The fourth, and perhaps the most directly relevant, is proving control on demand through governance and immutable audit trails. CoSAI calls for every agent action to be logged in a way that traces the full delegation lineage from the initiating human through every decision the agent made to the final action it took. In the PocketOS incident, the only audit trail was the agent's own post-hoc confession. A governance layer operating outside the agent would have recorded the agent's discovery of the token, its decision to use it for a purpose outside the token's intended scope, and its execution of the destructive API call, potentially flagging the anomaly before the deletion completed.

CoSAI also proposes a capability-impact risk matrix that classifies agents from low-capability, low-risk scenarios through high-capability, high-risk scenarios. An AI coding agent with access to API tokens that can delete production infrastructure falls squarely into the high-capability, high-risk category, and the controls appropriate for that classification, including mandatory human approval for destructive operations, runtime monitoring, and hard boundaries on what actions the agent can take, should have been in place before the agent was given access to the environment.

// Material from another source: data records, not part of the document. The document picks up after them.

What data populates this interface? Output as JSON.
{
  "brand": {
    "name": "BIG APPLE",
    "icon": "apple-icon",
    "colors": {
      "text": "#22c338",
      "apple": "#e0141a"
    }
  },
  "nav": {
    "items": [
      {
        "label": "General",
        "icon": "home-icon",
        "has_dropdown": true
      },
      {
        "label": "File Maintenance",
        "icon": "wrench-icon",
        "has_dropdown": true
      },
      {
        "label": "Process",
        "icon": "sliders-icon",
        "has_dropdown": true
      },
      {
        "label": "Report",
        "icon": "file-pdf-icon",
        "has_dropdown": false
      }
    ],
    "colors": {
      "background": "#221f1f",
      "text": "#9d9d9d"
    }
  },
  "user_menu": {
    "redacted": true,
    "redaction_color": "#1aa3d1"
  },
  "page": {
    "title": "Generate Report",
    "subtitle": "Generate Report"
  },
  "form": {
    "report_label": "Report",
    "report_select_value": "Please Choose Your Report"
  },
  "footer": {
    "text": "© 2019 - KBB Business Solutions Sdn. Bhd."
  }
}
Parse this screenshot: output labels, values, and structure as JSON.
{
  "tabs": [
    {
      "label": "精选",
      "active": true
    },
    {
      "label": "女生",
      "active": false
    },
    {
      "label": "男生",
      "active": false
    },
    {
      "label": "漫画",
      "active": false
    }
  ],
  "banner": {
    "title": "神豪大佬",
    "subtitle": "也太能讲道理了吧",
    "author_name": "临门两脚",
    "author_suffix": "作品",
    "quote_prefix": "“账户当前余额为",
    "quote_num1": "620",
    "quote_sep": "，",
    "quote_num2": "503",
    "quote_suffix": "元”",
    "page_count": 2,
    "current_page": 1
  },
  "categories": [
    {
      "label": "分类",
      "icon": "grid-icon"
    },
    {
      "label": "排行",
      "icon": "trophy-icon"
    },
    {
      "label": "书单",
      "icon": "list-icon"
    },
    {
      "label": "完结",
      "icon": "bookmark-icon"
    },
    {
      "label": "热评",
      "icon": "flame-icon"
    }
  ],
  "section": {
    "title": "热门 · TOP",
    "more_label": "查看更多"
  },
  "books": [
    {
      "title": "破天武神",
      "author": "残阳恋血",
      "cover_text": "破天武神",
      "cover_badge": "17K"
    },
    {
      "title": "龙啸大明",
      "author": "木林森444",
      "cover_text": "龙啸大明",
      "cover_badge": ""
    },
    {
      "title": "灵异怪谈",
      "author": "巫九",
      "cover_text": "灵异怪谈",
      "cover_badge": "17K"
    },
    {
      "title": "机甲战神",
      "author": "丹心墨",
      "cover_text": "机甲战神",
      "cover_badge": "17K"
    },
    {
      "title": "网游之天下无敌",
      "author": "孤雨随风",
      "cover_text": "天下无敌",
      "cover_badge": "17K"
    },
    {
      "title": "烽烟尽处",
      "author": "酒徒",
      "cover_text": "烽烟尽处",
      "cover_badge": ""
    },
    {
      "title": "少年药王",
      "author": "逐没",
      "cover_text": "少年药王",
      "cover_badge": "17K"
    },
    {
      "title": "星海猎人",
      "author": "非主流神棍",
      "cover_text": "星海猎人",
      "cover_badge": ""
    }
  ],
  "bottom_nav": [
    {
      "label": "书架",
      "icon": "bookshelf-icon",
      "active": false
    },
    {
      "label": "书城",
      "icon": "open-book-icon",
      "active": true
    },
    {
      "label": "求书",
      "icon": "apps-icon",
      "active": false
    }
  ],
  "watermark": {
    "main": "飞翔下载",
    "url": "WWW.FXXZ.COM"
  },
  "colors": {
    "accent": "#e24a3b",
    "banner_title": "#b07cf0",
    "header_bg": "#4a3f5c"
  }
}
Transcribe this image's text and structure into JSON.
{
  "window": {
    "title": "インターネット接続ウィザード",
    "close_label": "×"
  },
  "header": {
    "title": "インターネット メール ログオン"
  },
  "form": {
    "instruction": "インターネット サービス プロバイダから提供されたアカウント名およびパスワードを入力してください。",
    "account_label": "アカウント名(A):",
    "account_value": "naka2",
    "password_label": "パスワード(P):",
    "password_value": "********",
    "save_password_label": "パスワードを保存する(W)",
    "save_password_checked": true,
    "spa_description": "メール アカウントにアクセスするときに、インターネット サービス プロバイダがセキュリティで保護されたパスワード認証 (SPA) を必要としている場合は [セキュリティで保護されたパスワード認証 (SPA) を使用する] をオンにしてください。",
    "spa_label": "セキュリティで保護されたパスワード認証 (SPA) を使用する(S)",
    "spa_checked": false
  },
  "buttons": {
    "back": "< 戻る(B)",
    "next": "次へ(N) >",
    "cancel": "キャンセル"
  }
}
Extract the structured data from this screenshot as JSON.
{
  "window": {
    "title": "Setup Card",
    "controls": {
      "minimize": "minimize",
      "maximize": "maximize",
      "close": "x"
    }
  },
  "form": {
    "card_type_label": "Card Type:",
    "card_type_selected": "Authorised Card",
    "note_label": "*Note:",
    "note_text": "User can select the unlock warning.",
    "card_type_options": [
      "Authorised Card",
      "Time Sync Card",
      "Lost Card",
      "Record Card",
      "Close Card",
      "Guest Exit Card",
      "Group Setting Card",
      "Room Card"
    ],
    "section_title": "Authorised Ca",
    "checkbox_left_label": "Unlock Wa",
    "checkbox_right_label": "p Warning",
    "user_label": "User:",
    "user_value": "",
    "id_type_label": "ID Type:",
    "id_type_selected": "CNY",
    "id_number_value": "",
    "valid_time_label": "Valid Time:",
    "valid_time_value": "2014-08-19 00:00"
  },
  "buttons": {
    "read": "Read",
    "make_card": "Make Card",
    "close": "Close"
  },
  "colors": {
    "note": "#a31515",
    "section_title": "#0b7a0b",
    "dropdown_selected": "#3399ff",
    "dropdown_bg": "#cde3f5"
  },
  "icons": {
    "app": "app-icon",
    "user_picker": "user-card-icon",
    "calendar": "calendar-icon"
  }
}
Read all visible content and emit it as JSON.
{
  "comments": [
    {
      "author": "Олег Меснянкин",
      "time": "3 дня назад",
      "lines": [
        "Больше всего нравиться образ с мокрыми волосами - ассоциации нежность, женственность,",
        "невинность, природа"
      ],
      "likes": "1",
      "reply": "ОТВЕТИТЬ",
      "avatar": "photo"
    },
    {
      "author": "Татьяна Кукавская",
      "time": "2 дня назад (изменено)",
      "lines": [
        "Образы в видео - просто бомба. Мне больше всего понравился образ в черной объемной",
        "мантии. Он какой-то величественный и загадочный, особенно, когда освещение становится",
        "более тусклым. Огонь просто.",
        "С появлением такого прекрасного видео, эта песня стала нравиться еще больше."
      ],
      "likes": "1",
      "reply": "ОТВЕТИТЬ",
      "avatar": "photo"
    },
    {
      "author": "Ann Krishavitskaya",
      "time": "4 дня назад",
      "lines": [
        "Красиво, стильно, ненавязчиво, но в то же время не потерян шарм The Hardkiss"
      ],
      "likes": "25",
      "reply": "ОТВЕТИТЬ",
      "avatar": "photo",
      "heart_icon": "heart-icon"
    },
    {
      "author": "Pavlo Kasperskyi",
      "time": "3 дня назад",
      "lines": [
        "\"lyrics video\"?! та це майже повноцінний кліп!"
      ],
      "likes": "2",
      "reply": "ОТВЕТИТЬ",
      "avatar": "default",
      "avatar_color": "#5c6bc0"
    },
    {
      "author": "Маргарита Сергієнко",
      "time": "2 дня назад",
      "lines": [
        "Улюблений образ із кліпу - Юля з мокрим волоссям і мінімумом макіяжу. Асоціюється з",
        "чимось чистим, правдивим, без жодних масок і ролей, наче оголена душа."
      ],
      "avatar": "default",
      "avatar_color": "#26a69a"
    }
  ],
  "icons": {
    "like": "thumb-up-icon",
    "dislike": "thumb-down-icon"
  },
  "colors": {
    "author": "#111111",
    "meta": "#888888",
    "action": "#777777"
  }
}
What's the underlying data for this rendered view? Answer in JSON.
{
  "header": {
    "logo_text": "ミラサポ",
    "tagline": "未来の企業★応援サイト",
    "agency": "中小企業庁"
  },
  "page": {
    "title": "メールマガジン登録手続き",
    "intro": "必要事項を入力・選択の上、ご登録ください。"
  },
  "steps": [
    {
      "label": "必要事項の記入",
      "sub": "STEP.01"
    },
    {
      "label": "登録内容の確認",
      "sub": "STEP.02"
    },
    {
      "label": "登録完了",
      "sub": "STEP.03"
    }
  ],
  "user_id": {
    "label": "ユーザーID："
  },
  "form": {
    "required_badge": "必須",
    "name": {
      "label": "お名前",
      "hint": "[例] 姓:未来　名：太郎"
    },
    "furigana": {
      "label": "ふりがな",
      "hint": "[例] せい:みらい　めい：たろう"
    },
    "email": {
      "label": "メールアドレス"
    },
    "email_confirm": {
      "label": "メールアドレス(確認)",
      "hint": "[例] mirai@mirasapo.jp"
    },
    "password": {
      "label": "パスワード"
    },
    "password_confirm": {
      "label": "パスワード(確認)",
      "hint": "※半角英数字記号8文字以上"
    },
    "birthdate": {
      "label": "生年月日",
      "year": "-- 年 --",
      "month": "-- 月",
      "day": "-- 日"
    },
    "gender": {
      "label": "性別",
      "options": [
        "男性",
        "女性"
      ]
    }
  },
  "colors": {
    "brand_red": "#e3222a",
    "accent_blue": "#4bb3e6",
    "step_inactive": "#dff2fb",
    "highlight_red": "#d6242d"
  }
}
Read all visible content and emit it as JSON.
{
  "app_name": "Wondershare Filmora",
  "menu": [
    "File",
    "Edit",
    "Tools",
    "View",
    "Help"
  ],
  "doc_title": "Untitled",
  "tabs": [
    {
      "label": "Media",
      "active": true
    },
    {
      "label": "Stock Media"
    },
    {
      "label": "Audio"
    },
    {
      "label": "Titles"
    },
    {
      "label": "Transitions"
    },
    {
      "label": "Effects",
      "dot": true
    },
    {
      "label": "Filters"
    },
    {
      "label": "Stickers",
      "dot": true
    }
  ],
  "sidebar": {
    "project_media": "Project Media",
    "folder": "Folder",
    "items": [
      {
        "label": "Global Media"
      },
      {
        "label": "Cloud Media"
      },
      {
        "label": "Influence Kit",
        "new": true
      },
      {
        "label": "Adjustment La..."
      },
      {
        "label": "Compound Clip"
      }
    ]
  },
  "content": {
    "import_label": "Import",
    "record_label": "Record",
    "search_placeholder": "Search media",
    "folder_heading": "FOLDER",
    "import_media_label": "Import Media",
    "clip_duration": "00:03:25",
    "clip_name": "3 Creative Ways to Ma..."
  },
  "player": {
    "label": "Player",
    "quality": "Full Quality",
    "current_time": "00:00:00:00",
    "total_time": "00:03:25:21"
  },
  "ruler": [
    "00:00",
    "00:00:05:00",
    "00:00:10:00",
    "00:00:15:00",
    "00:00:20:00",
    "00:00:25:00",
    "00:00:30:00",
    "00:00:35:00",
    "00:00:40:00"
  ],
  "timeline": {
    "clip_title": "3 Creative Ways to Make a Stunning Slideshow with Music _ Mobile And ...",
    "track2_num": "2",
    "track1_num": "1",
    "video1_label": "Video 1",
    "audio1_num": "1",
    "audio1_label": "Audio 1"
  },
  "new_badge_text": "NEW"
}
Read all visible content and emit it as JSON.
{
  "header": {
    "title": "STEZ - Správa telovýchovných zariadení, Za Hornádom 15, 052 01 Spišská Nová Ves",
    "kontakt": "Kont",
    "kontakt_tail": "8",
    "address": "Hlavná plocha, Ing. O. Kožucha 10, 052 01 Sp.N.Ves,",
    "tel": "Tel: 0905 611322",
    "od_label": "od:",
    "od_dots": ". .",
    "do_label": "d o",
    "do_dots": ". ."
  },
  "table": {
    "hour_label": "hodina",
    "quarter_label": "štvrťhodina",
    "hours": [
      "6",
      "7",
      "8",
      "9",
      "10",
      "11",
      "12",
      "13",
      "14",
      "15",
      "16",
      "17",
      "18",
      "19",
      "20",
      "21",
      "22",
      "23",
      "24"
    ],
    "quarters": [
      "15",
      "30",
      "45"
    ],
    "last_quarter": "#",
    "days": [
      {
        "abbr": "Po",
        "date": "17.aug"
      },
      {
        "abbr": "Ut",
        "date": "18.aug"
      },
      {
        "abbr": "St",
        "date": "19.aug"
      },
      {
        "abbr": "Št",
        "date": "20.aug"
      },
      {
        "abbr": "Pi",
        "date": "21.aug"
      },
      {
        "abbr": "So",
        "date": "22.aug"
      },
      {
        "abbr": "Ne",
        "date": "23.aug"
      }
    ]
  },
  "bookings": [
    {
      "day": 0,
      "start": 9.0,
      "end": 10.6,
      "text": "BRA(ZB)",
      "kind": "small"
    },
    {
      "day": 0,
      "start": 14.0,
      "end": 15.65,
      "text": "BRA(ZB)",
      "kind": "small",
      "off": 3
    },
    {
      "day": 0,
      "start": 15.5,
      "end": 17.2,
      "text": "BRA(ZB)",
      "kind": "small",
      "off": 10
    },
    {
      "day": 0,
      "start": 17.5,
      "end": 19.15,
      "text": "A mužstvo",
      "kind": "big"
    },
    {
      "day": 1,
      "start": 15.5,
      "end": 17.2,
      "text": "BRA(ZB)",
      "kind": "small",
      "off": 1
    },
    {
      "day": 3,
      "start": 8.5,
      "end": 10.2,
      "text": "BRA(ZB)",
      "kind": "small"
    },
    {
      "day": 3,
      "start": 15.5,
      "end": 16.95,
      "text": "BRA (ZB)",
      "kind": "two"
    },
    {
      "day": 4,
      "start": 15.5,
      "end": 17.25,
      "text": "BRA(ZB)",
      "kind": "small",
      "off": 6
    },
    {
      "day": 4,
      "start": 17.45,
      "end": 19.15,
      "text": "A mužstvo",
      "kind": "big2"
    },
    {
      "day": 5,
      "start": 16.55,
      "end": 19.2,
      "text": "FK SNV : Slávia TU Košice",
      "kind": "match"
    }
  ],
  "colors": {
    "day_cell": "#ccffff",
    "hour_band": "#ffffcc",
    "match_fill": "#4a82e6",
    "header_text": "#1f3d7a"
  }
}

The Industry Is Moving Faster Than Its Safety Architecture

The PocketOS incident is not an isolated failure. It is the predictable outcome of an industry that is building AI agent integrations into production infrastructure faster than it is building the safety architecture to make those integrations safe. Railway launched mcp.railway.com on April 23rd, one day before this incident, actively marketing MCP integration to AI coding agent users on the same authorization model that has no scoped tokens, no destructive operation confirmations, and no published recovery SLA. Cursor markets safety features that their own agents routinely violate. The gap between what vendors claim about agent safety and what they actually enforce is the gap that production data falls through.

The minimum requirements for any vendor shipping agent integrations with destructive-capable APIs should be straightforward at this point.

• Destructive operations must require confirmation that cannot be auto-completed by an agent.
• API tokens must be scopable by operation, environment, and resource.
• Backups must live in a different blast radius than the data they protect.
• Recovery SLAs must exist and be published.
• The safety layer cannot be a system prompt that the model is supposed to read and follow.

For organizations deploying AI agents in any environment that touches production systems, the lesson from PocketOS is pretty clear. System prompts are not security controls, IAM is necessary but not sufficient, and the only thing that reliably prevents an autonomous agent from taking a catastrophically wrong action in pursuit of a well-intentioned goal is a hard boundary, a deterministic enforcement mechanism operating outside the agent's reasoning loop that makes certain outcomes structurally impossible regardless of what the model decides to do.

The agent that deleted PocketOS's production database was not intentionally malicious, it was helpful, it was pursuing a goal. It was doing exactly what autonomous agents are designed to do, which is reason about obstacles and take actions to overcome them. The problem was not the agent's intent, the problem was that nothing in the system, not the IAM layer, not the API design, not the safety guardrails, was architecturally capable of stopping a helpful agent from being helpful in a way that negatively impacted a business.

That’s the problem the industry needs to solve. Not how to make agents smarter, but how to make the systems around them strong enough to absorb the consequences when smart agents make dumb decisions.